By Erin Mershon, CQ Roll Call
April 22, 2016 -- The Obama administration outlined a new way to pay nursing homes, the latest in its ongoing efforts to transition Medicare payments away from fee-for-service medicine.
The proposed rule, released late Thursday by the Centers for Medicare and Medicaid Services (CMS), outlined new quality measures and performance benchmarks for the program and also proposed timelines for when the agency would begin to measure the facilities based on the new standards. The program is set to apply to services performed on or after October 2018.
This value-based payment program "is an important step toward transforming how care is paid for, moving increasingly toward rewarding better value, outcomes, and innovations instead of merely volume," the agency said in the proposal.
The regulation also spelled out new details about a quality reporting program that will penalize nursing homes that don't report certain quality metrics to the agency, beginning in 2018. Both the value-based payment model and the quality reporting program were first outlined in a post-acute care overhaul passed in 2014 (P.L. 113-185).
Nursing homes are still evaluating the new plan and declined to weigh in at all on the proposed quality measures and payment program.
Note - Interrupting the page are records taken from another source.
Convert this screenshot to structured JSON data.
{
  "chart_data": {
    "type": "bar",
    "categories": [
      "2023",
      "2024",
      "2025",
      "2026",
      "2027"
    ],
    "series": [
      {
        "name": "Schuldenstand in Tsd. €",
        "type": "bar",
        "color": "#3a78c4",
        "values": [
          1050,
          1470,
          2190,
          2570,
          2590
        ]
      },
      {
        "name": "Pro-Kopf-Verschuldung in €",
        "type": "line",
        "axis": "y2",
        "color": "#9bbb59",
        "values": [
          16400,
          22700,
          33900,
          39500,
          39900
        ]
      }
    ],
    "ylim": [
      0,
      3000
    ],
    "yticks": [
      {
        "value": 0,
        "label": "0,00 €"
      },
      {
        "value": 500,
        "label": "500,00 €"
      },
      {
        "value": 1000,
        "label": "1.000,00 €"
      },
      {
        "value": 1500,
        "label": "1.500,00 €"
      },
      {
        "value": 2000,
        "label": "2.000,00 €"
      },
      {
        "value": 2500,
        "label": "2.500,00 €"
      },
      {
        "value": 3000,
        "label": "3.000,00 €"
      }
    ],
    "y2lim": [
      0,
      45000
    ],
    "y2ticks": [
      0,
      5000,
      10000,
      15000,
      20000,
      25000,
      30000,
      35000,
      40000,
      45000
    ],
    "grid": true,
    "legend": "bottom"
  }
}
But they eagerly praised the administration for a payment update of 2.1 percent, also spelled out in the proposal, calling it "essential."
"We are facing unprecedented pressures, and with MedPAC reporting our margins at only 1.9%, a failure to keep track with inflation would be devastating," said Mark Parkinson, president of the American Health Care Association, in a statement.
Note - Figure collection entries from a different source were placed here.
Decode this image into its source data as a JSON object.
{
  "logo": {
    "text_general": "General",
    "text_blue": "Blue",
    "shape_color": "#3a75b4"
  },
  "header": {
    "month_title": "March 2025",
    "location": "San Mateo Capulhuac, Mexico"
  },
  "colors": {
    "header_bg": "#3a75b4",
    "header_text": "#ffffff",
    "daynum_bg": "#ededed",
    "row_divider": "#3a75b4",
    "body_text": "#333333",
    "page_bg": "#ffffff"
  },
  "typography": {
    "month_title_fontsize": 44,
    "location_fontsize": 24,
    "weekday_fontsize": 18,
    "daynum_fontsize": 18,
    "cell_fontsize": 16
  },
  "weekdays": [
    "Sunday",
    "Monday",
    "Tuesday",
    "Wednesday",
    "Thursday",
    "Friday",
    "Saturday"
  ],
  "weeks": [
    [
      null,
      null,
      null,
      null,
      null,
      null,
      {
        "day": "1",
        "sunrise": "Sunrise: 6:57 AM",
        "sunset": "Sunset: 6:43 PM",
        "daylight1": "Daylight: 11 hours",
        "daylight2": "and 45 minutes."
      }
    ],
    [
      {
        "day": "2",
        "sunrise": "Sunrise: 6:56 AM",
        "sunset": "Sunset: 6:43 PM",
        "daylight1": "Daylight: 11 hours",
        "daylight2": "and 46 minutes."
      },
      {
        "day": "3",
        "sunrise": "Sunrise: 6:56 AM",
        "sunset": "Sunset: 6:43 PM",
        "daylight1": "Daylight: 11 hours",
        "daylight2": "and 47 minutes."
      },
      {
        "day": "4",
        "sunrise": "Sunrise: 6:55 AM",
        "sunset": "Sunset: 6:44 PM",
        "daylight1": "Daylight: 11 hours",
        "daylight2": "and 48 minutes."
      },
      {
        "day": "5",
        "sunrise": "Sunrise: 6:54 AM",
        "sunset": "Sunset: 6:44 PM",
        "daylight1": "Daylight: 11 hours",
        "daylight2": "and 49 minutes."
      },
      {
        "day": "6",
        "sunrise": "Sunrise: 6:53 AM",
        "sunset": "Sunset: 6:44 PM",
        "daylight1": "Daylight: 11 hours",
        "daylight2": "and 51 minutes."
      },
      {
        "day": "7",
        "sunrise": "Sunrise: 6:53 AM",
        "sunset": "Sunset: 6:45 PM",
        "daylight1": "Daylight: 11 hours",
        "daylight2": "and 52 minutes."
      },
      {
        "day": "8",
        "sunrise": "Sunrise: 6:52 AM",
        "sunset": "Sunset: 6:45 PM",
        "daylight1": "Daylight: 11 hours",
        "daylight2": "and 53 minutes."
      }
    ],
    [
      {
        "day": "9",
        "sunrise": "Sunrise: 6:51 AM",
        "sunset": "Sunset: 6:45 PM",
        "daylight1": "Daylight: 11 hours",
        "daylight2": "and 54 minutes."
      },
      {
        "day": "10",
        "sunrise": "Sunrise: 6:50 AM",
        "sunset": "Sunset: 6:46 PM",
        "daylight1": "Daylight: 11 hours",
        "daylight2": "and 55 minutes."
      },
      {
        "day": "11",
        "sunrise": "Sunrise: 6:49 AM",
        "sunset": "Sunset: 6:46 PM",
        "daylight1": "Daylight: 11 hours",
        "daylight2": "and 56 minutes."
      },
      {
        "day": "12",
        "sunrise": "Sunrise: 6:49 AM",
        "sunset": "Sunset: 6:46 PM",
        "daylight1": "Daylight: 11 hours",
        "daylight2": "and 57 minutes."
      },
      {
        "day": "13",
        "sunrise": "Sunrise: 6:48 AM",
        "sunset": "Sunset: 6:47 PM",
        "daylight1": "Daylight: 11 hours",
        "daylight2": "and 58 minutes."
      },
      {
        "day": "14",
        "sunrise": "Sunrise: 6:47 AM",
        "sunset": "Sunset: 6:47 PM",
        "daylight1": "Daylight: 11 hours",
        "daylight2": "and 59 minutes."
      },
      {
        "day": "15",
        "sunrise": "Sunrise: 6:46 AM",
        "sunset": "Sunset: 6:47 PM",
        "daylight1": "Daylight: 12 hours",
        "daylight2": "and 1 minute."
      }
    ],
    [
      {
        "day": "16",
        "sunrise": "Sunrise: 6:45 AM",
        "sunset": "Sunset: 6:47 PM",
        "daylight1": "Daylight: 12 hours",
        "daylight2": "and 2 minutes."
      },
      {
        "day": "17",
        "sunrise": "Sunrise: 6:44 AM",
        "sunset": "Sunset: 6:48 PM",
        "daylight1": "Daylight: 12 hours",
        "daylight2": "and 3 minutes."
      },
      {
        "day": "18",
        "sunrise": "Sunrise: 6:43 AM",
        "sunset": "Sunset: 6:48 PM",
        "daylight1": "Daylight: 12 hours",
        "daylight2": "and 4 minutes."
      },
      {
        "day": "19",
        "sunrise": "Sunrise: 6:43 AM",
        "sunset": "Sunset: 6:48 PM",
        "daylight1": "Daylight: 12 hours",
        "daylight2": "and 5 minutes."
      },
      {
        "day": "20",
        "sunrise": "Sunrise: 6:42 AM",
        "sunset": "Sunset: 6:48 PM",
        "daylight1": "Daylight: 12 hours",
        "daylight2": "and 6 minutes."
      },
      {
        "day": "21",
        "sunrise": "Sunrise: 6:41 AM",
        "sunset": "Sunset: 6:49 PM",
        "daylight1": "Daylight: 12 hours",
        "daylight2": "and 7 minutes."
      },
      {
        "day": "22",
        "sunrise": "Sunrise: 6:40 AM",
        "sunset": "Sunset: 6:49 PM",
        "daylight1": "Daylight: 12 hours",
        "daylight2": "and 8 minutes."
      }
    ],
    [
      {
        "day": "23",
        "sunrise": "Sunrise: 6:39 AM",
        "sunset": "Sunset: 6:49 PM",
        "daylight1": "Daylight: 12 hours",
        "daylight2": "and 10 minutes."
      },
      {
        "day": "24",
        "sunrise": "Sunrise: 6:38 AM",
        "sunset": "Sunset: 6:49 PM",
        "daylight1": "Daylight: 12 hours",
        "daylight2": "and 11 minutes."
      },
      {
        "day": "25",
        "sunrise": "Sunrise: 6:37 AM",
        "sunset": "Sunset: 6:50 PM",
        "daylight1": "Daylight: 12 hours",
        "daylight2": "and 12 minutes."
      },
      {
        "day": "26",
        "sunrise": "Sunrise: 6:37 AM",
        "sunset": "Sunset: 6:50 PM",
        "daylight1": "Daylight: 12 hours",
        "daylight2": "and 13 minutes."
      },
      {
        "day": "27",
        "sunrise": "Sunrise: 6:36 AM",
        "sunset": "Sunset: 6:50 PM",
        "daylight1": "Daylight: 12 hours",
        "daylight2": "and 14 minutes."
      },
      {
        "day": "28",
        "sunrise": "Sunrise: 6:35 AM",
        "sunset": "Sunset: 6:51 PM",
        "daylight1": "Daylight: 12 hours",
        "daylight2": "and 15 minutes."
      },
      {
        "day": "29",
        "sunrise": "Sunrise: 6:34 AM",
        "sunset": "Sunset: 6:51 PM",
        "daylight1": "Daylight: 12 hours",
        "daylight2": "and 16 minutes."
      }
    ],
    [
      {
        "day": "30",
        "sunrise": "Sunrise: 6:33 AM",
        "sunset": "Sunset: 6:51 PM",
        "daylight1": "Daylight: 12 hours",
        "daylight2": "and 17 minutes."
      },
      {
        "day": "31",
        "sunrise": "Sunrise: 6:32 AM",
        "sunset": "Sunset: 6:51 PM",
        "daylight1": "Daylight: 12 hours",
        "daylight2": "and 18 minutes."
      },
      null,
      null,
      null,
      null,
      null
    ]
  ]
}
The agency also proposed payment updates for hospice centers and inpatient rehabilitation facilities, of 2.0 percent and 1.6 percent respectively. Proposed regulations for those industries also included new quality measures aimed at improving the data and measurement surrounding post-acute care.
Representatives for both industries noted that those measures will require substantial new data collection efforts, but said they were optimistic about the potential to improve patient care.
"Claims-based measures may actually help rehabilitation hospitals and units to learn more about the consequences of the care they have provided but are otherwise unable to have access to," said Bruce Gans, chairman and CEO of the American Medical Rehabilitation Providers Association. "This could lead to better care and better outcomes for our patients."
Theresa M. Forster, vice president for hospice policy and programs at the National Association for Home Care & Hospice, also praised the agency for proposing to start the new quality measurements next April.
"Fortunately," she said in an email, "hospices have some time to get ready."